Thanks to Dan for editing and to Bill Christensen for making Technovelgy!
That’s all for today! We’ll be back in your inbox on Friday with the Weekly Dose.
Thanks for reading,
Packy
I attribute a great deal of my ability to tell a story, along with my ability to make sense of a rapidly changing world, to my early obsession with sci-fi. If you've never done a deep dive into Asimov, Clarke, or any of the old masters, do it now!
Then, steal one of Packy's ideas and write your own sci-fi story. It doesn't need to be amazing.
I did it, and it was really fun!
https://goatfury.substack.com/p/the-founders
I think this is a very cool project. But it's also easy for science fiction to be reduced to imaginative technology.

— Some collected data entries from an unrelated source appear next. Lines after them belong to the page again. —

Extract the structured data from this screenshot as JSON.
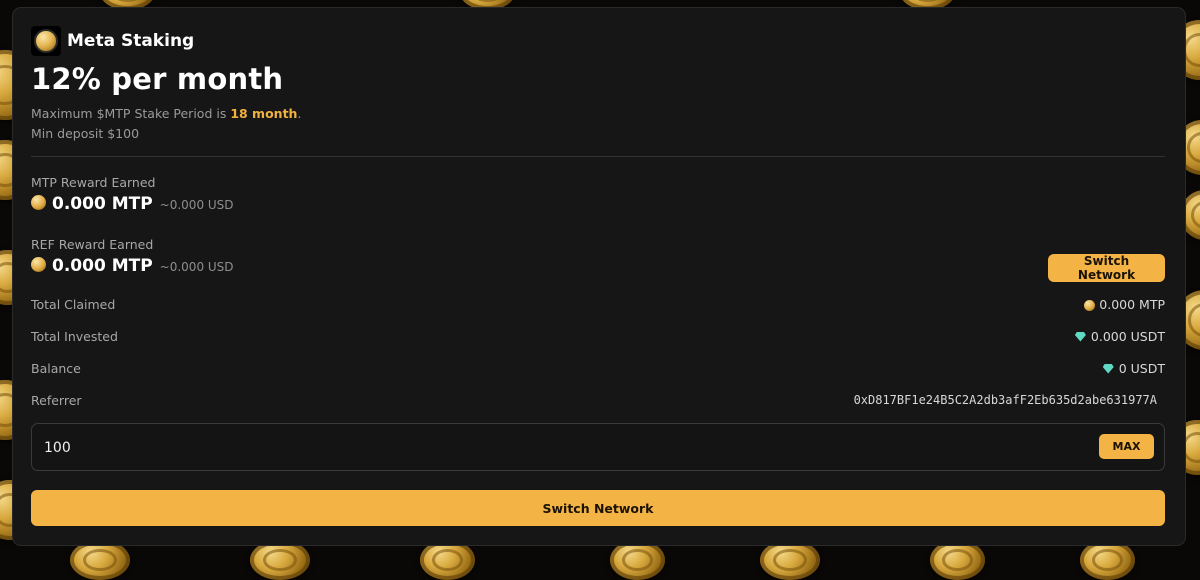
{
  "brand": {
    "name": "Meta Staking"
  },
  "headline": "12% per month",
  "info": {
    "period_prefix": "Maximum $MTP Stake Period is ",
    "period_value": "18 month",
    "period_suffix": ".",
    "min_deposit": "Min deposit $100"
  },
  "mtp_reward": {
    "label": "MTP Reward Earned",
    "amount": "0.000 MTP",
    "usd": "~0.000 USD"
  },
  "ref_reward": {
    "label": "REF Reward Earned",
    "amount": "0.000 MTP",
    "usd": "~0.000 USD"
  },
  "switch_network_small": "Switch Network",
  "stats": {
    "total_claimed": {
      "label": "Total Claimed",
      "value": "0.000 MTP",
      "icon": "mtp-coin-icon"
    },
    "total_invested": {
      "label": "Total Invested",
      "value": "0.000 USDT",
      "icon": "gem-icon"
    },
    "balance": {
      "label": "Balance",
      "value": "0 USDT",
      "icon": "gem-icon"
    },
    "referrer": {
      "label": "Referrer",
      "value": "0xD817BF1e24B5C2A2db3afF2Eb635d2abe631977A"
    }
  },
  "deposit_input": {
    "value": "100",
    "max_label": "MAX"
  },
  "switch_network_big": "Switch Network",
  "colors": {
    "accent": "#f3b445",
    "card": "#161616",
    "highlight_text": "#f0b13f"
  }
}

Science fiction—and speculative fiction more broadly—is often about wrestling with social and cultural questions in the here and now. Authors tackle these challenging questions by inventing worlds that offer the chance to rethink what's possible. Inventing technology is part of the world invention.
We see over and over again that tech-minded entrepreneurs fixate on devices or new capabilities without wrestling with the social and cultural questions that those ideas were meant to elucidate. Often they take "innovations" that authors meant as cautionary tales and recast them as promising and socially beneficial (Jill Lepore's The Evening Rocket does a good job highlighting this).
Ursula K. Le Guin argues that science fiction is a thought experiment for reconsidering our assumptions and habits—writing that the inventions of the genre are "questions, not answers; process, not stasis."
God knows I love the everyday devices I have that look like something straight off the set of ST:TNG! But it's the social and cultural innovation I value most.